Cami bir mekteptir, okuldur. Kulun sahibi ile hemhal olduğu yaradan ile yaradılan arasındaki perdenin kaldırıldığı yerdir ve orada bütün kirlerinden arınmış kulların oluşturduğu toplumun kazanacağı ve kazandıracağı her tür zenginlik ise milleti de devleti de sağlam ve güçlü kılar. Ahiretinden çekinen insanın dünyada huzursuzluk, kargaşa yaratması mümkün değildir. Kargaşa parayı, durmadan parayı tembihleyenlerin eseridir; caminin tenbihi ise dünya ve ahiret dengesinde bir düzene hazırlamak içindir. Bu bakımdan gayretlerimizin eseri olan kitabınızı da takdir etmemek günah olacaktır. Ne var ki, câmii günahlarımızı örtecek bir kubbe ya da dam yerine koyarsak önce biz kaybederiz.

En son Türk Osmanlı İmparatorluğu, İslâm dışı İslâm’a karşı bütün güçlerin gözlerini yıldırdı. İslâm dışı, İslâm içi küflenmişleri de kullanarak sık sık âli yapısından inanç birlik bütünlüğüne bizi biz yapan neyimiz var ise hepsine birden savaş ilan etti. Bölmek, parçalamak, zayıflatarak yıkmak ve güçsüzleştirmenin her yolu denendi. Denemiyor, denenecektir. Söz konusu ettiğimiz ikiliklere biz tekleştirsek, bire indirsek bile yenisi denenecek, yepyeni ikilik tohumları yeşertilecekti. Mehmet Âkif’in ‘tefrika’ dediği asıl tehlikenin ikilikler, süreklik ikilikler yaratmanın Türkleri ancak durdurabileceğini ordan da biliyor çünkü. Bizim aklında kavak yelleri esen zıpçıktı aydınlarımız gibi onlar da biliyor.

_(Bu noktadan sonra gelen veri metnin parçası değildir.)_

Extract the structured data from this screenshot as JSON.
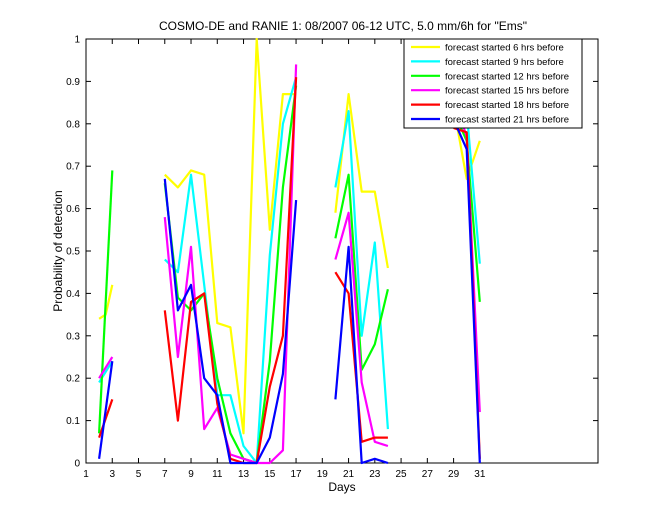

Yalandan uzak durmalarını Allah’ın dünyaya bir büyük lütfu olan insana saygı duymayı, onu sevmeyi, incitmemeyi ve kandırmamayı kendilerine yol bellemelerini bir miras olarak kabul etmelerini isterim. Demokrasi de budur zaten, hukuk üstünlüğü de budur, insan hakları da. Ve bunların hiç biri de İslâm’ın dışındaki hiçbir gücün elindeki zenginlikler, üstünlükler değildir. Birkaç bin yıldır Türk olarak, 1500 yıldır da Müslüman Türk olarak zaten bunlar bizim zenginliğimiz idi. Aşağılık duygusuna kapılıp boynu eğik yaşamanın ne gereği var? Kimse kimseden üstün değil; hele Batı hiç değil, hele hele Batıcılar hiç, hiç, hiç değil. Allah’a emanet olunuz!